The bitterness surprised me. I picked at a splinter. "Why are we really doing this?"

"Because you said you wanted to get back in shape."

"And you just happened to show up at 3:45 AM?"

His shoulder bumped mine. "Couldn't sleep."

The sky lightened by degrees. Somewhere, a newspaper thumped onto a driveway.

"Zain." I watched a ladybug crawl across my knee. "Why do you keep asking me to come back to STEM?"

He stubbed out the cigarette. "Because it's where you belong."

"It's where you belong."

The ladybug took flight.

The Cigarette That Told the Truth

He lit another. And another. Each one barely smoked before being crushed under his heel.

"You're wasting them," I said.

He shrugged. "Just something to do with my hands."

The fourth cigarette brought the question I'd been dreading:

"Do you miss him?"

I plucked a blade of grass, split it down the middle. "Mostly I miss how simple things were before he left."

Zain nodded like he understood. Maybe he did.

"How did you know?" I asked. "With Layla?"

He laughed - a real, unexpected sound. "I wrote her name in my science notebook. Like a fucking twelve-year-old."

"And now?"

The lighter clicked open. Shut. Open.

"Now I know the difference between infatuation and..." The streetlight caught his profile. "And something real."

The Moment That Almost Was

His pencil hovered over a calculus problem. I watched his brow furrow, the way he chewed his lip when stuck.

"Need help?" I teased.

He turned. Our noses almost brushed.

I could see:

The sleep crust in his left eyelash

A fresh pimple by his eyebrow

The tiny scar from when he fell off my bike at nine

His breath smelled like spearmint and smoke.

The car horn made us jump apart. My notebook tumbled to the floor.

"Shit," he muttered, rubbing his neck. "We should—"

"Yeah."

Neither of us moved.

Yumna's Heartbreak

The bathroom stall shook with her sobs. I recognized the sound - the kind of crying that starts in your toes and tears its way up.

I slid down the opposite wall. "Remember Ms. Kang's art show last year?"

A sniffle. "What about it?"

"You told me my finger painting looked like 'emotional abstractism.'"

A wet chuckle. "It looked like a toddler sneezed on canvas."

"And you bought it for 5,000 won."

The lock clicked. Her face was a disaster - red nose, smeared eyeliner, the works.

I handed her a wet paper towel. "Paint this, Yumna. Not what they want to see. This."

The Art of Breaking

Her triptych told the whole story:

First Panel: Raees mid-laugh (soft pastels, his smile slightly blurred like a fading memory)

Second Panel: Just his back (harsh charcoal lines that scratched the paper)

Third Panel: Empty except for a single brushstroke where his hand should've been

When they called her name for second place, her smile didn't reach her eyes.

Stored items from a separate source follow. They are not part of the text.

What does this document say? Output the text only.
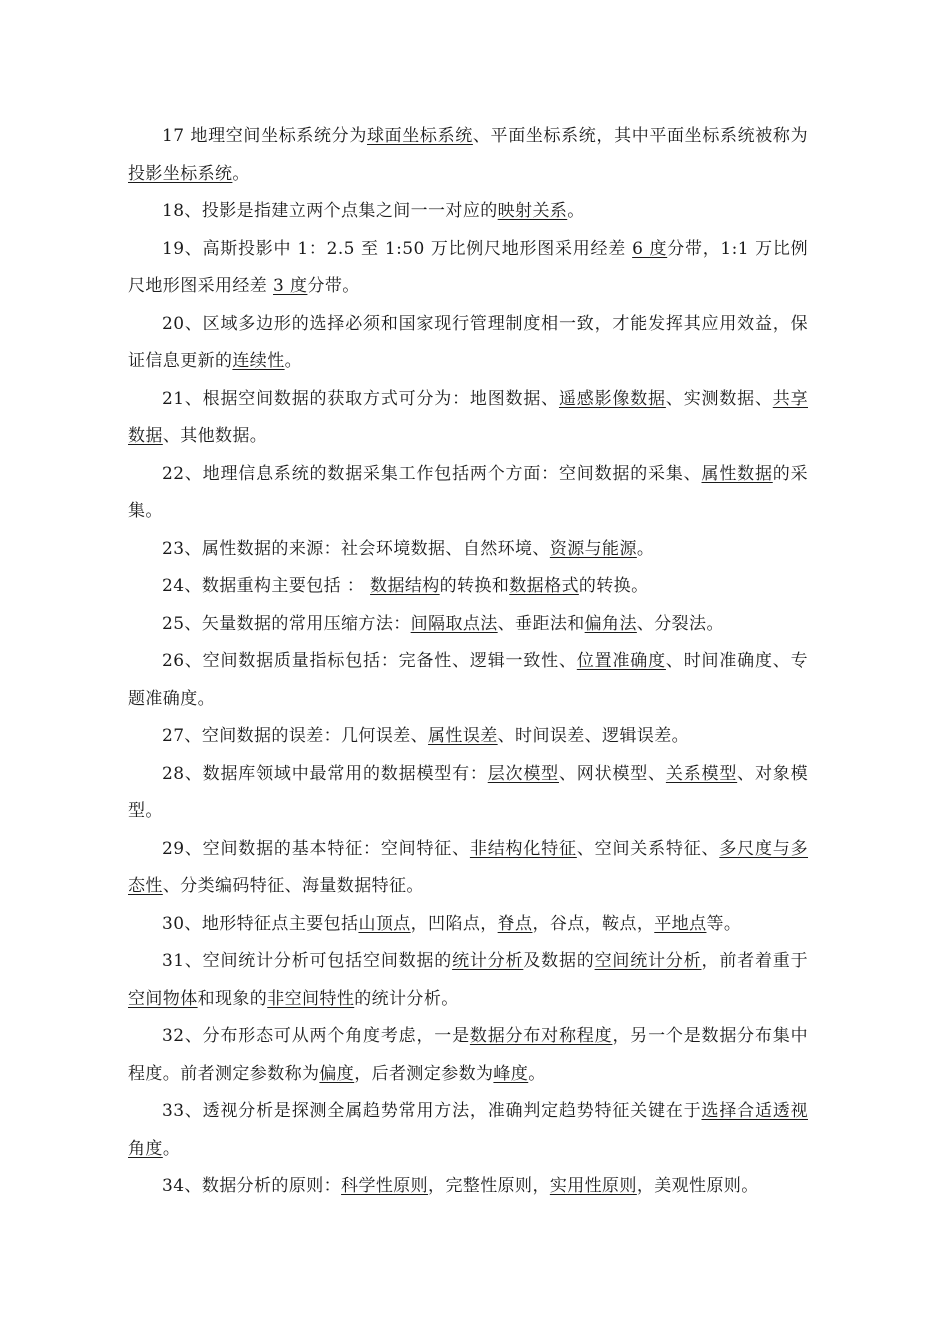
17 地理空间坐标系统分为球面坐标系统、平面坐标系统，其中平面坐标系统被称为投影坐标系统。

18、投影是指建立两个点集之间一一对应的映射关系。

19、高斯投影中 1：2.5 至 1:50 万比例尺地形图采用经差 6 度分带，1:1 万比例尺地形图采用经差 3 度分带。

20、区域多边形的选择必须和国家现行管理制度相一致，才能发挥其应用效益，保证信息更新的连续性。

21、根据空间数据的获取方式可分为：地图数据、遥感影像数据、实测数据、共享数据、其他数据。

22、地理信息系统的数据采集工作包括两个方面：空间数据的采集、属性数据的采集。

23、属性数据的来源：社会环境数据、自然环境、资源与能源。

24、数据重构主要包括 ： 数据结构的转换和数据格式的转换。

25、矢量数据的常用压缩方法：间隔取点法、垂距法和偏角法、分裂法。

26、空间数据质量指标包括：完备性、逻辑一致性、位置准确度、时间准确度、专题准确度。

27、空间数据的误差：几何误差、属性误差、时间误差、逻辑误差。

28、数据库领域中最常用的数据模型有：层次模型、网状模型、关系模型、对象模型。

29、空间数据的基本特征：空间特征、非结构化特征、空间关系特征、多尺度与多态性、分类编码特征、海量数据特征。

30、地形特征点主要包括山顶点，凹陷点，脊点，谷点，鞍点，平地点等。

31、空间统计分析可包括空间数据的统计分析及数据的空间统计分析，前者着重于空间物体和现象的非空间特性的统计分析。

32、分布形态可从两个角度考虑，一是数据分布对称程度，另一个是数据分布集中程度。前者测定参数称为偏度，后者测定参数为峰度。

33、透视分析是探测全属趋势常用方法，准确判定趋势特征关键在于选择合适透视角度。

34、数据分析的原则：科学性原则，完整性原则，实用性原则，美观性原则。
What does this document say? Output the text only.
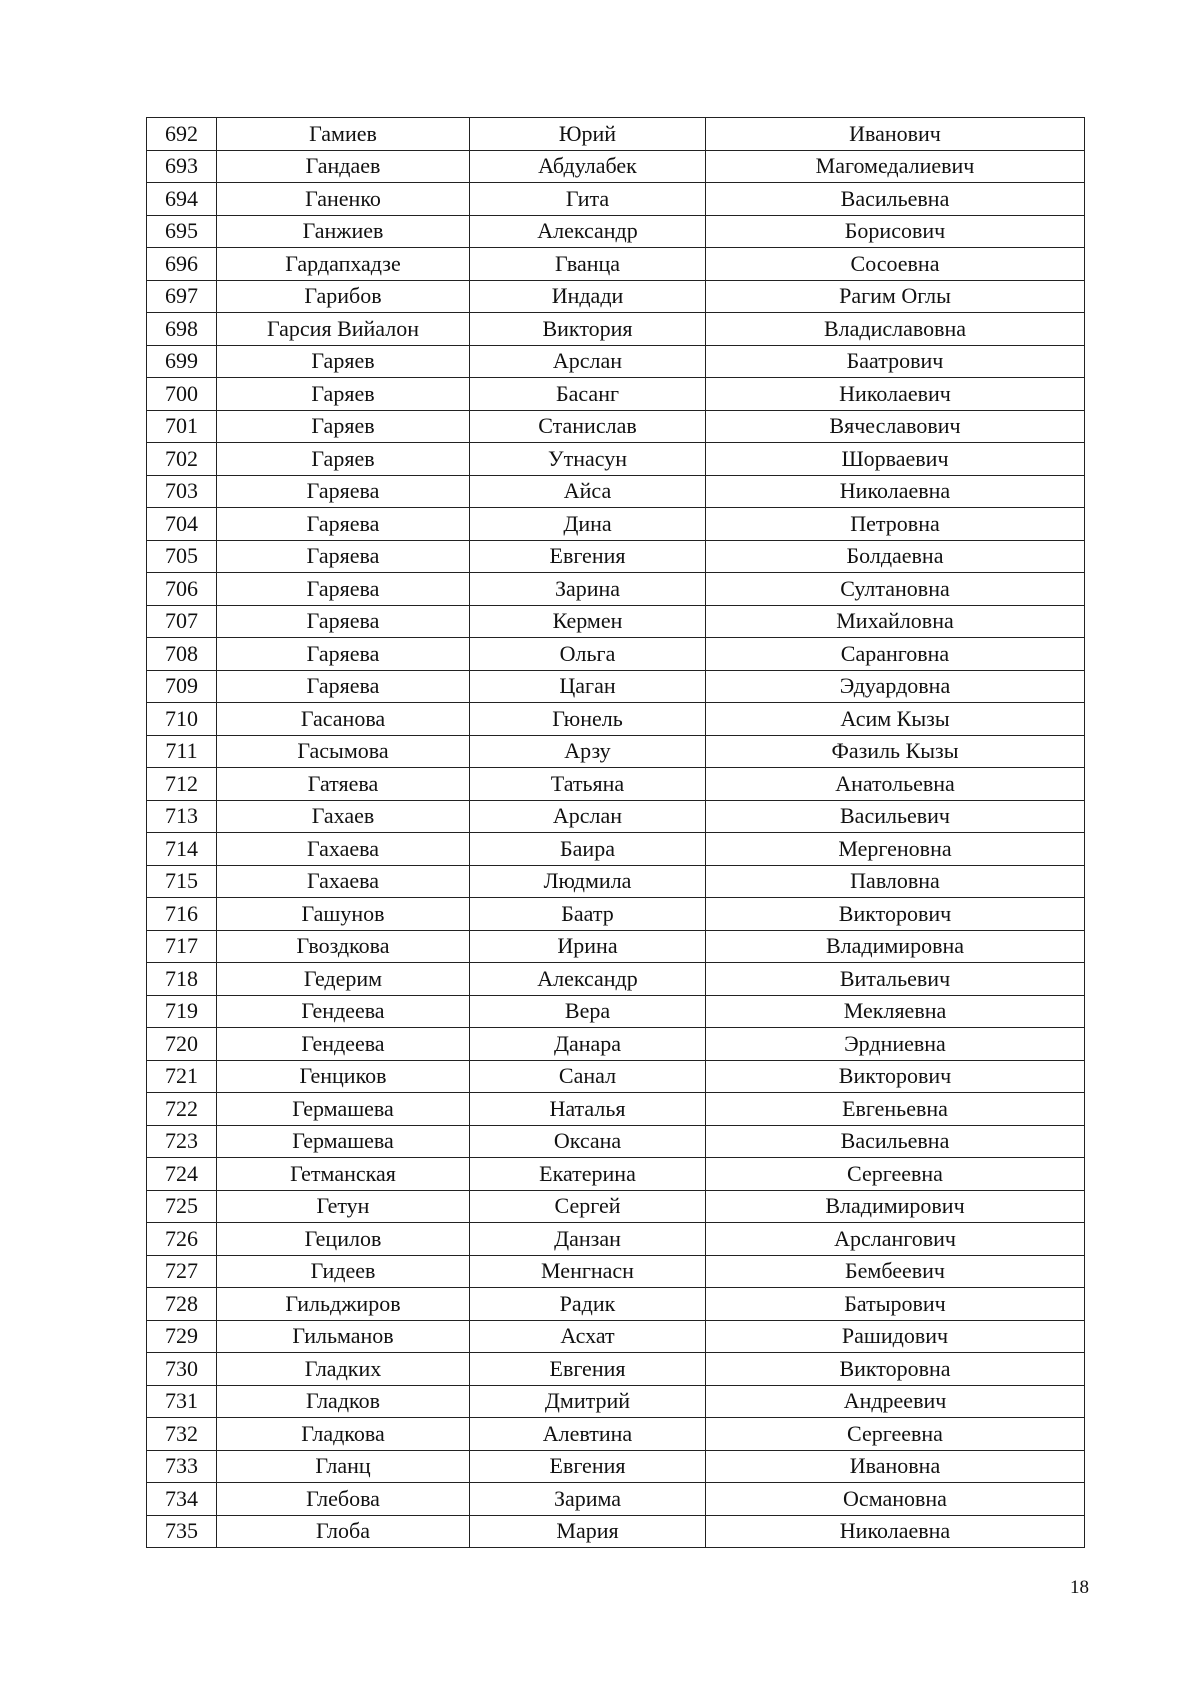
692	Гамиев	Юрий	Иванович
693	Гандаев	Абдулабек	Магомедалиевич
694	Ганенко	Гита	Васильевна
695	Ганжиев	Александр	Борисович
696	Гардапхадзе	Гванца	Сосоевна
697	Гарибов	Индади	Рагим Оглы
698	Гарсия Вийалон	Виктория	Владиславовна
699	Гаряев	Арслан	Баатрович
700	Гаряев	Басанг	Николаевич
701	Гаряев	Станислав	Вячеславович
702	Гаряев	Утнасун	Шорваевич
703	Гаряева	Айса	Николаевна
704	Гаряева	Дина	Петровна
705	Гаряева	Евгения	Болдаевна
706	Гаряева	Зарина	Султановна
707	Гаряева	Кермен	Михайловна
708	Гаряева	Ольга	Саранговна
709	Гаряева	Цаган	Эдуардовна
710	Гасанова	Гюнель	Асим Кызы
711	Гасымова	Арзу	Фазиль Кызы
712	Гатяева	Татьяна	Анатольевна
713	Гахаев	Арслан	Васильевич
714	Гахаева	Баира	Мергеновна
715	Гахаева	Людмила	Павловна
716	Гашунов	Баатр	Викторович
717	Гвоздкова	Ирина	Владимировна
718	Гедерим	Александр	Витальевич
719	Гендеева	Вера	Мекляевна
720	Гендеева	Данара	Эрдниевна
721	Генциков	Санал	Викторович
722	Гермашева	Наталья	Евгеньевна
723	Гермашева	Оксана	Васильевна
724	Гетманская	Екатерина	Сергеевна
725	Гетун	Сергей	Владимирович
726	Гецилов	Данзан	Арслангович
727	Гидеев	Менгнасн	Бембеевич
728	Гильджиров	Радик	Батырович
729	Гильманов	Асхат	Рашидович
730	Гладких	Евгения	Викторовна
731	Гладков	Дмитрий	Андреевич
732	Гладкова	Алевтина	Сергеевна
733	Гланц	Евгения	Ивановна
734	Глебова	Зарима	Османовна
735	Глоба	Мария	Николаевна
18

"At least the prize money covers my therapy," she joked, fingers trembling around the ribbon.

The Aftermath

Raees slouched into class like nothing had happened. His earbuds were in, his eyes carefully avoiding our corner.

Erica moved first.

I caught her wrist an inch from his face. "Don't," I murmured.

Then I kicked his chair.

The crash was deeply satisfying.

As he scrambled up, I whispered: "That's for making her paint her pain."

Behind us, Yumna started a new sketch - this time, of herself.